Most contact centre security planning treats AI as a future decision: should we adopt it, and if so, how do we secure it. That framing misses what has already happened. While leadership debates the question, agents on the floor are already using AI tools the company never approved, and feeding them customer data to get through the day.
This is shadow AI, and in a contact centre it is not a risk to prevent. It is an incident to find. This article explains why, and how to look.
What shadow AI looks like on the floor
Shadow AI is any AI tool used for work that the organisation did not sanction or secure. In a contact centre it is mundane and everywhere. An agent pastes a customer's angry message into a public chatbot to get help drafting a calm reply. Another uses an AI tool to summarise a long case history. A team lead runs customer data through an AI spreadsheet assistant to spot a pattern.
None of these agents is acting maliciously. They are doing what the tool makes easy, to handle their workload. But each of those actions sends customer data, sometimes including names, account details, or complaint content, into a system outside the company's control, with no record that it happened.
Why the contact centre is where this lands first
Kevin Davis, who writes KD Be Schemin, has pointed to the scale of the problem: a large majority of organisations report AI-related security incidents, while only a small minority govern AI tools as identity-bearing systems with their own access and accountability. The gap between those two numbers is the shadow AI problem.

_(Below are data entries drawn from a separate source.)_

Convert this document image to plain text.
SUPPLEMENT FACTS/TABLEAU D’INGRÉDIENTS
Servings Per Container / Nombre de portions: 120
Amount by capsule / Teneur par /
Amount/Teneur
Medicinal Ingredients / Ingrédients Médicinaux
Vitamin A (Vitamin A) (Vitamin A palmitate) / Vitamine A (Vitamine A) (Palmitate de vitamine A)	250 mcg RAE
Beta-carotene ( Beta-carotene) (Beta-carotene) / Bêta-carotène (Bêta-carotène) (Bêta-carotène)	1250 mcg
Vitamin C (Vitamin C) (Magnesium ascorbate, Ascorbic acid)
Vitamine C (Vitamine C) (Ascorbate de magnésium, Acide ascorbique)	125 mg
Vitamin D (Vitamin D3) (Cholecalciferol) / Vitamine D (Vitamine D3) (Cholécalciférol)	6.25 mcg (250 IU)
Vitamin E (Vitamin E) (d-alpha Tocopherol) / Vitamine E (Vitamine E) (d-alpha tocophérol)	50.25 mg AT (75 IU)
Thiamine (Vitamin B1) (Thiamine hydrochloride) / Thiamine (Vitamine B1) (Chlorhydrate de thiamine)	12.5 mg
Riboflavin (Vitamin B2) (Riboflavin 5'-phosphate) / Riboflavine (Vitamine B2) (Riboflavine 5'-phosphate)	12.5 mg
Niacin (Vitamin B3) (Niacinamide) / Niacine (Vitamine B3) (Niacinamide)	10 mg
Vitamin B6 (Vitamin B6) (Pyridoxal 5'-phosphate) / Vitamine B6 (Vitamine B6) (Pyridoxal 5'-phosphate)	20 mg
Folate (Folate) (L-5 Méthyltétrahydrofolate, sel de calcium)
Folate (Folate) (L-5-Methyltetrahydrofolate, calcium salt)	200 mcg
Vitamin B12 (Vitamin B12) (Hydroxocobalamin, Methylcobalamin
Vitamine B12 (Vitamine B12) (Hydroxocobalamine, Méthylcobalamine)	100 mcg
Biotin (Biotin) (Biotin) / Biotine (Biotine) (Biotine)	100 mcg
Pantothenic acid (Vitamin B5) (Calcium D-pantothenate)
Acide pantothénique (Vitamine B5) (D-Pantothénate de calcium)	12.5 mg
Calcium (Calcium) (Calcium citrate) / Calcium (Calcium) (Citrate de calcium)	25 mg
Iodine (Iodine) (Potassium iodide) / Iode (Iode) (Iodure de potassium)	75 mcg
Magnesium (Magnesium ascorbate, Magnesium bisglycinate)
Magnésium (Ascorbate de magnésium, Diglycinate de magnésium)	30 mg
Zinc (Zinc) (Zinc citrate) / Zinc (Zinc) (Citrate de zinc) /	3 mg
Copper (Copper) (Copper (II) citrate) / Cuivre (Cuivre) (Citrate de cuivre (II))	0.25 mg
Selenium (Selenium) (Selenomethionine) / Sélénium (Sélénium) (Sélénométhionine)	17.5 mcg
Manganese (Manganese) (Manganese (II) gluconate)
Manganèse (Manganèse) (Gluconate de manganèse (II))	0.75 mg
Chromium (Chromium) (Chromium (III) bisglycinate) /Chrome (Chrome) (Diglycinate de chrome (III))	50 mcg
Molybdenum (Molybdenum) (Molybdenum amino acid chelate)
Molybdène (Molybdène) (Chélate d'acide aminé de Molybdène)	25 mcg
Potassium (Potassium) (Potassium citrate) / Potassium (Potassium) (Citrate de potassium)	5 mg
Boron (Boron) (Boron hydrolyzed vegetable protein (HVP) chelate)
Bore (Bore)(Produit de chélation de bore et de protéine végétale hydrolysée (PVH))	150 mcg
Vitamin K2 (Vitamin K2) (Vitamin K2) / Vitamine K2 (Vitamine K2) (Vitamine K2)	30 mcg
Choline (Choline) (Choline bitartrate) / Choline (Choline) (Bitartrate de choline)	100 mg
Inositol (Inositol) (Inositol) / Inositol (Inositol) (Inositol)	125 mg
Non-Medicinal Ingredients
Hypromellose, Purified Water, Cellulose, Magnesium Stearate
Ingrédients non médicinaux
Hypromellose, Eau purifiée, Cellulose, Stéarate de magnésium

The contact centre is where it concentrates, for a simple reason. Customer service agents are under constant time pressure, they handle customer data all day, and they are resourceful. Give a resourceful, time-pressured person a tool that makes the job faster and they will use it, approved or not. The contact centre is the part of the company most likely to adopt unmanaged AI fastest, and the part holding the most customer data while it does.
This is the shadow IT story, repeating
The pattern is not new. A decade ago, staff adopted unsanctioned cloud apps faster than IT could approve them, and the term shadow IT was coined for it. The lesson then was that banning the tools did not work; people used them anyway, just more quietly. What worked was finding what was already in use and bringing it under management.
Shadow AI is the same story with higher stakes, because the data going into these tools is customer data and the tools can act on it. Treating it as a future adoption decision repeats the original mistake. The decision was already made, on the floor, weeks ago.
How to find it
Because shadow AI leaves little trace, you have to go looking rather than wait for an alert. The search is part technical and part human.
On the technical side, network and endpoint logs can show which AI services contact-centre machines are reaching. On the human side, ask the agents directly, without blame: which AI tools make your job easier, and what do you put into them. Agents will usually tell you, because they do not think of it as wrong. Nick Clark, who writes Service Matters, has argued that the contact centre is the security weak link precisely because frontline reality runs ahead of policy. The way to close the gap is to see the reality first.
From incident to managed tool
Finding shadow AI is not about discipline. An agent using a chatbot to draft a better reply is trying to do the job well. The point of the audit is to convert that genuine need into a sanctioned, secured tool: give agents an approved AI assistant that does the same job without sending customer data into the open.
The security gap in your contact centre is not a decision still ahead of you. Staff are already using unsanctioned AI tools with customer data. The work is to find what is in use and bring it under management.